Schilling: Eine andere Perspektive von Zukunft bieten. Wir haben die Bilder aus Italien gesehen, wo Hunderte auf offener Straße den Faschistengruß zeigen. Wir haben ein Treffen in Potsdam mitbekommen, bei dem AfD und Identitäre darüber reden, wie man Staatsbürger und Staatsbürgerinnen deportieren kann. Das sind Herbert Kickls Freunde. Die FPÖ distanziert sich nicht, sie klatscht Beifall. Jetzt ist der Zeitpunkt, an dem man klar sagen muss: Das geht sich nimmer aus. Es war mir wichtig, eine laute Stimme zu sein und zu sagen: Rechte Politik macht das Leben für uns alle de facto schlechter. Rechte Politik schadet Frauen. Sie sorgt dafür, dass Sozialleistungen gekürzt werden, Krankenkassen angegriffen werden, Korruption stattfindet. Schauen wir nur in die Vergangenheit unseres Landes.

STANDARD: Ist das EU-Parlament der richtige Ort, um Ihre Politik umzusetzen?

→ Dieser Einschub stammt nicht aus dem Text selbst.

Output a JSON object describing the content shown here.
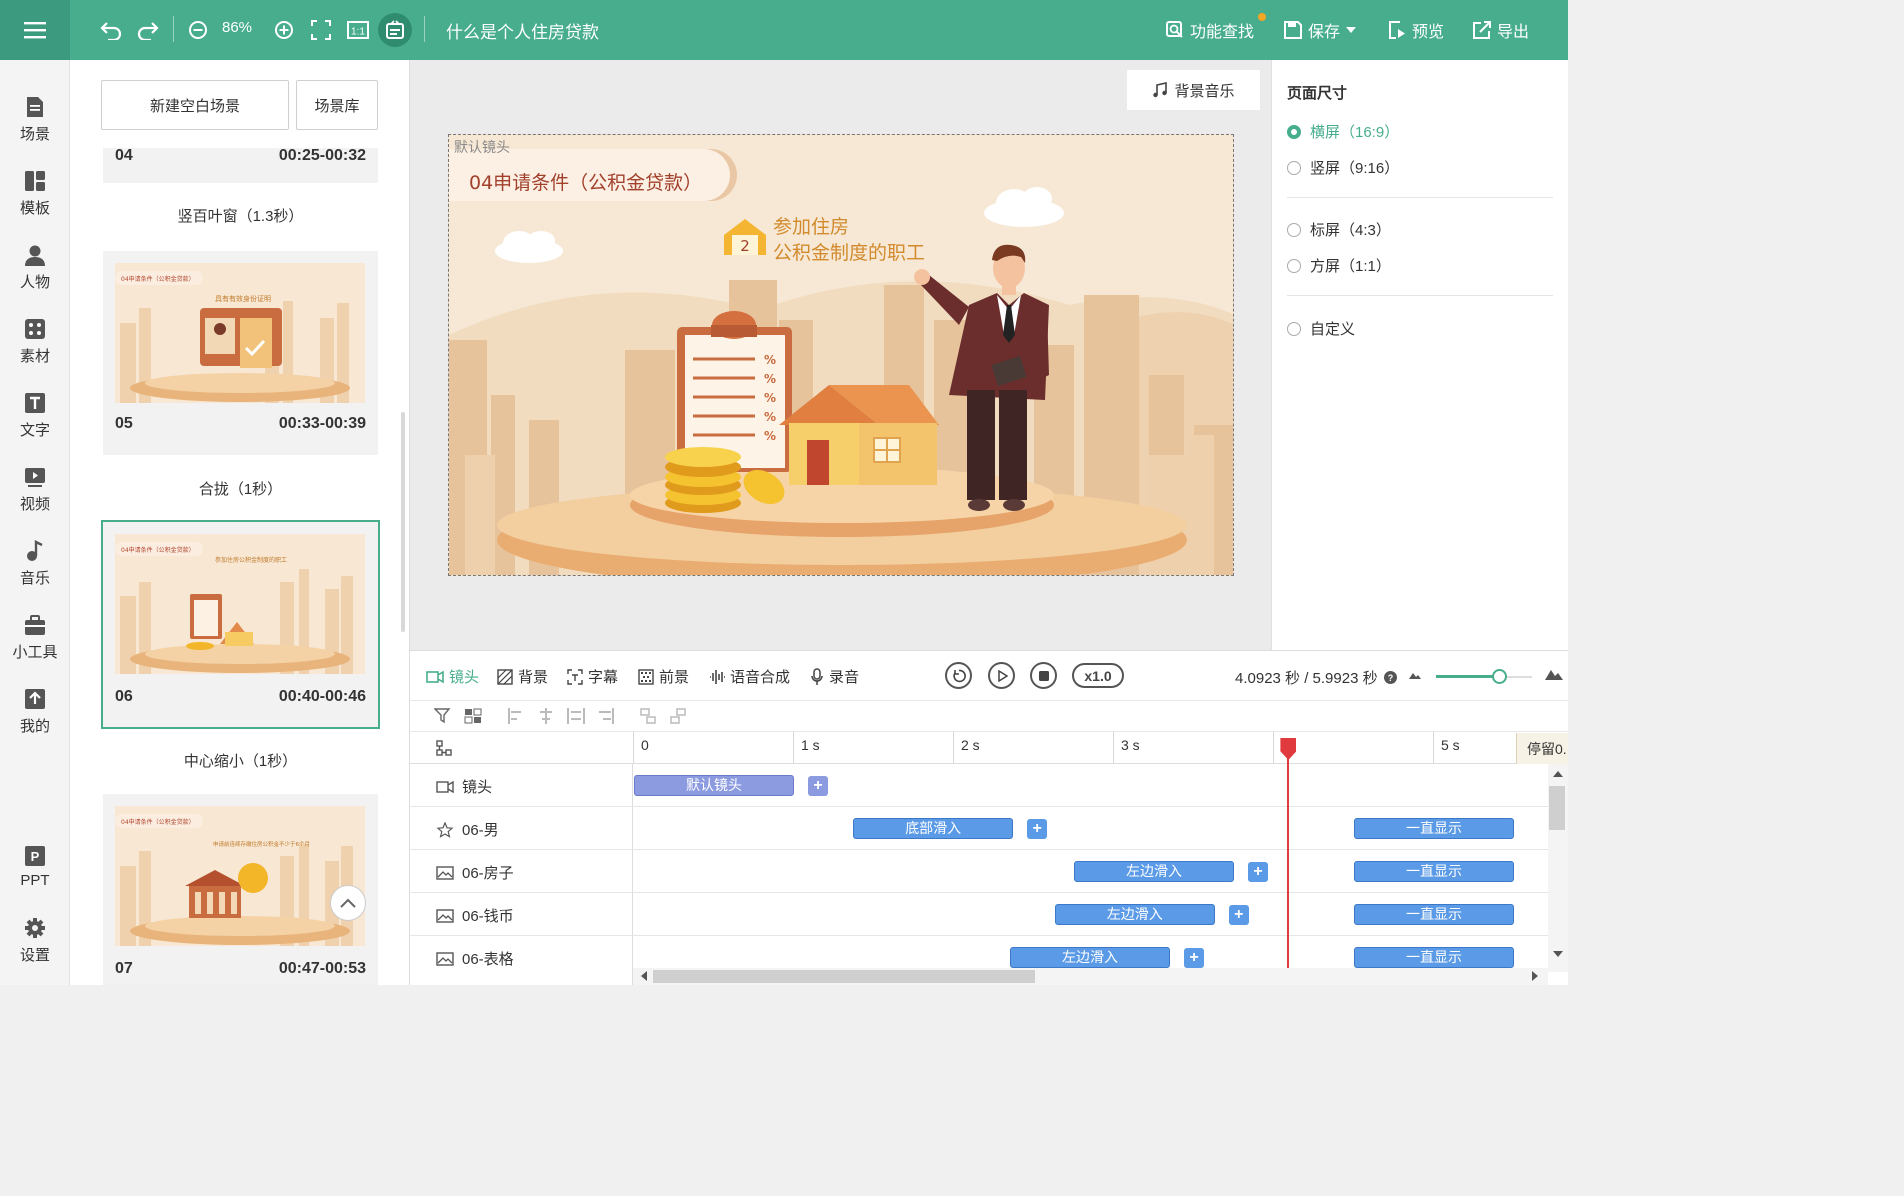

Schilling: Gerade beim Klimaschutz: Ja. Auf EU-Ebene werden fast 80 Prozent der Gesetze entschieden. Und gerade jetzt steht zum Beispiel das Nature Restauration Law an. Da geht es um Renaturierung der Böden, das ist total wichtig für Biodiversität. Das kling komplex, aber im Grunde geht es nur darum, die Artenvielfalt zu sichern. Das ist der Boden, auf dem wir stehen. Da kommt unser Essen her. Auch das Lieferkettengesetz ist EU-Materie. Also ja, ich glaube, das EU-Parlament ist genau der Ort, wo man hinmuss. Dort, wo die großen Hebel liegen, um dort mal ein bissl Wirbel reinzubringen.

STANDARD: Die EU-Wahl ist traditionell eine Wahl mit eher geringer Wahlbeteiligung. Wie könnte man vor allem junge Menschen noch besser erreichen?

Schilling: Auf EU-Ebene werden Entscheidungen getroffen, die unser Leben jeden Tag beeinflussen. Also bringen wir es doch mal auf den Boden: Was in unseren Supermarktregalen steht, wie wir von A nach B kommen – all das sind Fragen, die auf EU-Ebene diskutiert werden. Wir dürfen nicht von denen in Brüssel reden, sondern wir sind als Österreich Teil der Europäischen Union. Deswegen ist auch das, was dort entschieden wird, wichtig für uns. Ich würde gerne dafür stehen, dass Menschen mehr mitreden können, ich will zuhören. Ich will eine andere Perspektive einbringen.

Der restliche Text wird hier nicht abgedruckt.